因みに掲載時は「◆最終決戦!!」とやけにノリの良い煽り文が付いている。決してまちがってはいないし、本腰を入れたくなるアオリとして機能しているが、本誌組は「◆何故…?」となってもおかしくない。(単行本ではシームレスに次話へつづく流れになっていた)

義足には致命的な弱点があるのも緊張感を引き出せていたんだ

でもまあ、すごく面白かったので何でもいいですよ。
いちおう「バルコ…"特別製の義足"を頼む…」「しょうがねェなァ」的な前フリがあったし、足が腐りかけて絶体絶命な状態故に自ら因縁の敵を討つための銛と化すという見方が出来る。これくらいの猿展開なら軽くスルーできるんだ。可笑しくはあるけど空気を壊して重箱の隅を突く気にはなれないんだ。

まあ本音を言えば、ぼくは地獄展開にめちゃくちゃゾクゾクさせられたからこそ、この猿展開突入は変に水(というか銛?)を差されたみたいでコレジャナイ感があったのは否めない。エイハブの狂気じみた執念だけでも十分だったのでは?とさえ思えてくる。

◆まとめ:猿漫画初心者にオススメの一作

やばっ 最高傑作に見える

高密度のモンキー・アート。助長過ぎずあっさりしすぎずな丁度良くまとまった構成。猿先生が自ら最高傑作と認めるのも納得を超えた納得。「・・・・たぶん」じゃねえだろ えーっ

猿漫画初心者にはよく『ロックアップ』(全4巻)が勧められるが、もう10年前の作品になってしまった。電子版は今でも購入できるが。本作は単巻なので、猿先生の漫画が如何にどんなものかを気軽に体感できる一冊としてオススメだ。無論、異常原作愛者にもオススメできる。
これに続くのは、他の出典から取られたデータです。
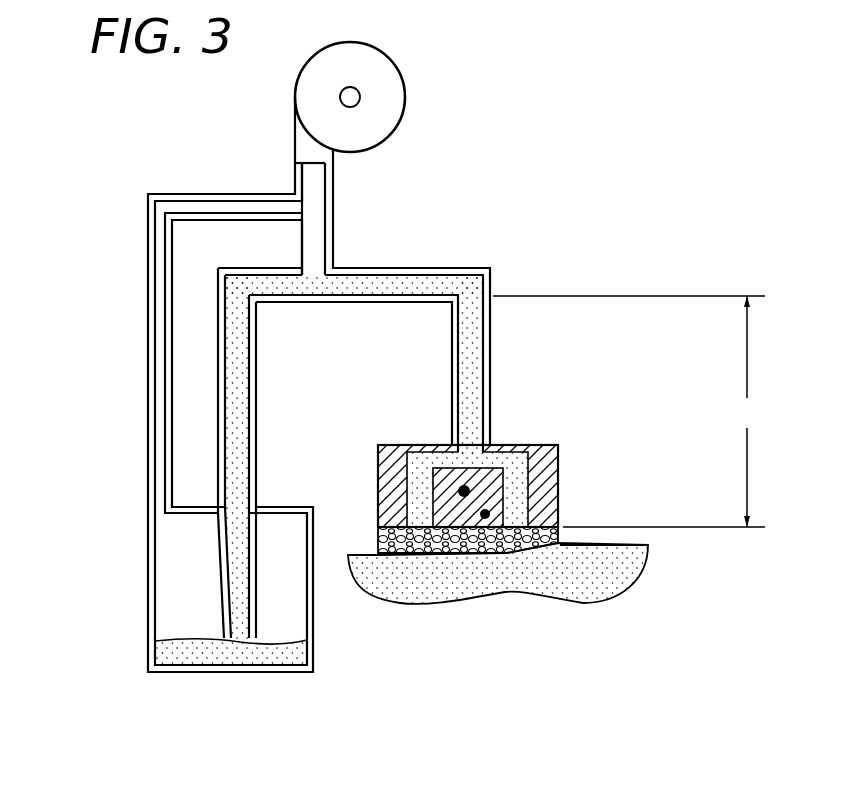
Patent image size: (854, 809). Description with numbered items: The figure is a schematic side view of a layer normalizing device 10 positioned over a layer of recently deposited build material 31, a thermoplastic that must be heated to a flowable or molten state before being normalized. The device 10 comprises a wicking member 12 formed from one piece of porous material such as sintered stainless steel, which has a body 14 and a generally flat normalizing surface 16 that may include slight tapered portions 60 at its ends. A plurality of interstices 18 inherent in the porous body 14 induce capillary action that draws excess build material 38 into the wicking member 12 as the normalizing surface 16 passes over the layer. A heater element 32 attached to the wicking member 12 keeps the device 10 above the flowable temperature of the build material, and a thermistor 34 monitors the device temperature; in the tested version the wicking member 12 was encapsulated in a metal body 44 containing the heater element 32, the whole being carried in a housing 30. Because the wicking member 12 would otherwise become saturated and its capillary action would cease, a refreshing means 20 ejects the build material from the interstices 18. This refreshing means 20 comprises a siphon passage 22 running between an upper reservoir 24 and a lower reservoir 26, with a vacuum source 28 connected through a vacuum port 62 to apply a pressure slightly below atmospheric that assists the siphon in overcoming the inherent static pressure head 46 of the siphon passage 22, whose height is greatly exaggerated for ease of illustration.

The layer normalizing device 10 is at (624, 199).
The wicking member 12 is at (614, 514).
The body 14 is at (438, 565).
The normalizing surface 16 is at (500, 555).
The interstices 18 is at (535, 548).
The refreshing means 20 is at (470, 213).
The siphon passage 22 is at (356, 298).
The upper reservoir 24 is at (423, 468).
The lower reservoir 26 is at (277, 623).
The vacuum source 28 is at (408, 96).
The housing 30 is at (438, 445).
The layer of recently deposited build material 31 is at (632, 542).
The heater element 32 is at (469, 487).
The thermistor 34 is at (557, 466).
The excess build material 38 is at (233, 407).
The metal body 44 is at (378, 495).
The static pressure head 46 is at (629, 411).
The tapered portion 60 is at (388, 558).
The vacuum port 62 is at (313, 218).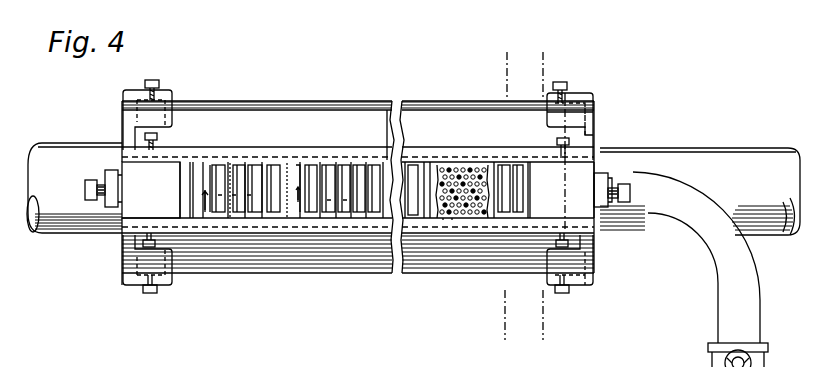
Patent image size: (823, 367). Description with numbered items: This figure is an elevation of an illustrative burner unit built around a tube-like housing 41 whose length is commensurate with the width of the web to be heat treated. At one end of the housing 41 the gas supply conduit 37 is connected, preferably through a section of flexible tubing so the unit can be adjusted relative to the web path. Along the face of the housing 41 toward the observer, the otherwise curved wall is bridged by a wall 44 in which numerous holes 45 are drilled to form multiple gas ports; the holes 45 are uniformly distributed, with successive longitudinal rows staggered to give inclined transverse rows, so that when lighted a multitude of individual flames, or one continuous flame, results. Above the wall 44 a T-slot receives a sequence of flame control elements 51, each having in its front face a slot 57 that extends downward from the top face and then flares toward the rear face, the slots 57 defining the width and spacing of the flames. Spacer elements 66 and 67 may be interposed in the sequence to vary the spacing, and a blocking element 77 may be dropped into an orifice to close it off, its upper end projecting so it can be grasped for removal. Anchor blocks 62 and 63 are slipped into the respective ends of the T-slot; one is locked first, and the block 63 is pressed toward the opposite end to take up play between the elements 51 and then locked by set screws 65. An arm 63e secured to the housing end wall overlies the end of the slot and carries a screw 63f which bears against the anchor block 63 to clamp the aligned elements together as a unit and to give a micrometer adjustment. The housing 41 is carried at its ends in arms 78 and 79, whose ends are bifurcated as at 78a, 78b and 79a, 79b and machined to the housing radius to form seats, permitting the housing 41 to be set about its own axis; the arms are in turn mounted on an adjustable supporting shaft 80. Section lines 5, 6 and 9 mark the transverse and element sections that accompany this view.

The section line 5- 5 is at (543, 62).
The section line 6- 6 is at (530, 62).
The section line 9- 9 is at (249, 211).
The conduit 37 is at (718, 294).
The housing 41 is at (284, 275).
The wall 44 is at (468, 220).
The holes 45 is at (452, 220).
The elements 51 is at (241, 163).
The slot 57 is at (247, 200).
The anchor block 62 is at (562, 162).
The anchor block 63 is at (157, 190).
The arm 63e is at (112, 170).
The screw 63f is at (90, 195).
The set screws 65 is at (158, 136).
The spacer element 66 is at (190, 159).
The spacer element 67 is at (298, 170).
The blocking element 77 is at (413, 173).
The arm 78 is at (174, 94).
The arm portion 78a is at (128, 104).
The arm portion 78b is at (133, 287).
The arm 79 is at (598, 96).
The arm portion 79a is at (591, 111).
The arm portion 79b is at (601, 288).
The shaft 80 is at (48, 145).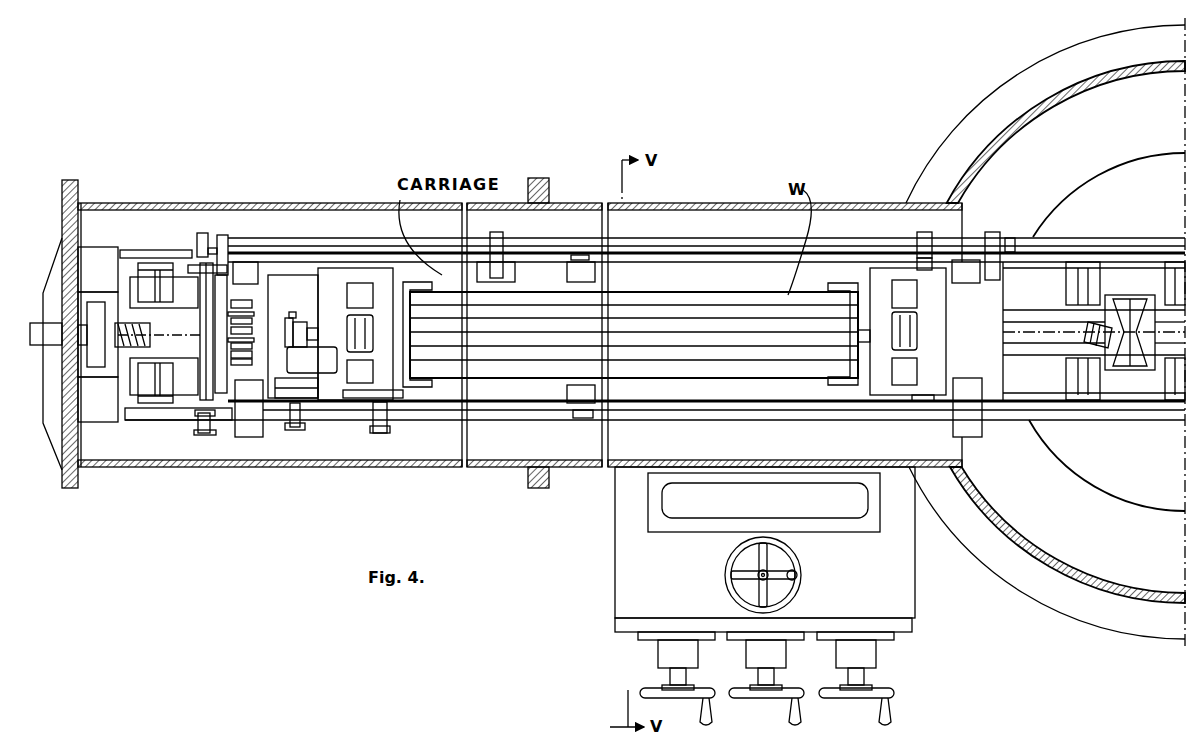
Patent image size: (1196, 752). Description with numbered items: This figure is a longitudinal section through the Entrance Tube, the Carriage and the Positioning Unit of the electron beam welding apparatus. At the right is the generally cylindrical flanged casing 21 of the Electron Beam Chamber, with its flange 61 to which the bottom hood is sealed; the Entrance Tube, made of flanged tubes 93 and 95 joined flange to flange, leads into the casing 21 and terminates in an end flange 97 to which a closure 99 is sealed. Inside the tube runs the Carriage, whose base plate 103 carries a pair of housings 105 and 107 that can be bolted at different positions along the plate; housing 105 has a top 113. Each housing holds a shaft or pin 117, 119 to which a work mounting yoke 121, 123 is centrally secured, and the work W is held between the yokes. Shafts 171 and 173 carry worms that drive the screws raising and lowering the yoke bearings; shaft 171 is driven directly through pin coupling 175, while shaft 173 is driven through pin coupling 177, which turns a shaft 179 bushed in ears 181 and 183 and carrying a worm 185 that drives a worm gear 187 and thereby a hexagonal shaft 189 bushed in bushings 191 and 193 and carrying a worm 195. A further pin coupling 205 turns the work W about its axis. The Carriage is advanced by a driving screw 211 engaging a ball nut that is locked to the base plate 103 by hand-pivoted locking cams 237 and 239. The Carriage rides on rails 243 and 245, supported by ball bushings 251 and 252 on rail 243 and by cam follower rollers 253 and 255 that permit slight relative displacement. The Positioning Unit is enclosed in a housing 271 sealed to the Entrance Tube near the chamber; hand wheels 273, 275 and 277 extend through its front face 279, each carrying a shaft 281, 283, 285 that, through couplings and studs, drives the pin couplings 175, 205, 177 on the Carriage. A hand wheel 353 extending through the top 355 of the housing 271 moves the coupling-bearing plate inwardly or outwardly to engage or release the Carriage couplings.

The flanged casing 21 is at (1113, 592).
The flange 61 is at (1064, 606).
The flanged tube 93 is at (726, 204).
The flanged tube 95 is at (310, 205).
The end flange 97 is at (80, 184).
The closure 99 is at (58, 243).
The base plate 103 is at (714, 398).
The housing 105 is at (344, 290).
The housing 107 is at (908, 334).
The top 113 is at (385, 284).
The shaft or pin 117 is at (392, 330).
The shaft or pin 119 is at (864, 343).
The work mounting yoke 121 is at (422, 385).
The work mounting yoke 123 is at (836, 382).
The shaft 171 is at (373, 405).
The shaft 173 is at (915, 260).
The pin coupling 175 is at (388, 433).
The pin coupling 177 is at (196, 434).
The shaft 179 is at (193, 423).
The ear 181 is at (188, 400).
The ear 183 is at (190, 268).
The worm 185 is at (193, 240).
The worm gear 187 is at (201, 240).
The shaft 189 is at (677, 245).
The bushing 191 is at (223, 238).
The bushing 193 is at (998, 232).
The worm 195 is at (923, 232).
The pin coupling 205 is at (302, 431).
The driving screw 211 is at (150, 335).
The locking cam 237 is at (298, 318).
The locking cam 239 is at (312, 360).
The rail 243 is at (528, 413).
The rail 245 is at (650, 255).
The ball bushing 251 is at (247, 434).
The ball bushing 252 is at (975, 428).
The cam follower roller 253 is at (580, 417).
The cam follower roller 255 is at (582, 254).
The housing 271 is at (951, 580).
The hand wheel 273 is at (716, 697).
The hand wheel 275 is at (805, 697).
The hand wheel 277 is at (893, 695).
The front face 279 is at (912, 631).
The shaft or pin 281 is at (680, 678).
The shaft or pin 283 is at (768, 678).
The shaft or pin 285 is at (858, 678).
The hand wheel 353 is at (797, 573).
The top 355 is at (912, 598).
ただそこまでネタ要素(猿要素)はないので、それを期待して読むのは肩透かしを喰らうかもしれない。だがここは偏見を持たずに素直に読み入って「猿漫画セクシーすぎる 本気で惚れちゃうかも」とマネモブになっていいだろう。

◆付録:原作『白鯨』とは…?

冒頭でも述べたが、本作はアメリカの小説家・ハーマン・メルヴィルによる『白鯨』が原作小説となっている。世界の十大小説のひとつとも呼ばれている。

今から一世紀半前と大昔の作品だけに大変有名な作品だ。
現在では『海の野獣』『海の巨人』『バトルフィールド・アビス』『白鯨との闘い』等のタイトルで数々の映画化がされている。

日本では1997年に『白鯨伝説』というタイトルでNHKにてTVアニメ化されていたとのこと。但しそのままアニメ化ではなく、西暦4701年が舞台だったりアンドロイドが登場したり、猿漫画を彷彿とさせられる大胆アレンジがなされているそうだ。だからといって原作ボボパンによるSF滑りと愚弄されたわけではなく、寧ろ当時ならではのセル画を中心に高く評価されているらしい。

なおこちらのエイハブは大塚明夫さんが演じている。35さいとジジイではなくおっさんだが。また、当初は3クール予定だったのが2クールに短縮という悲しい過去があったらしい。

ぼくは本作を読んでいの一番に連想されたのが、ドリーム・キャストないしゲーム・キューブの名作RPG『エターナルアルカディア』である。もう23年前のゲームなので、知っている人は500億人中一人しかいないかもしれない。
このゲームでも白鯨に仲間と片目片腕を奪われ、復讐を誓う老人が主要人物として登場していたのだ。今更になって調べてみるとやはりこのゲームでも白鯨がモデルにされたようだ。本作を経てこのような発見を導かせてくれた猿先生に深く感謝致したい。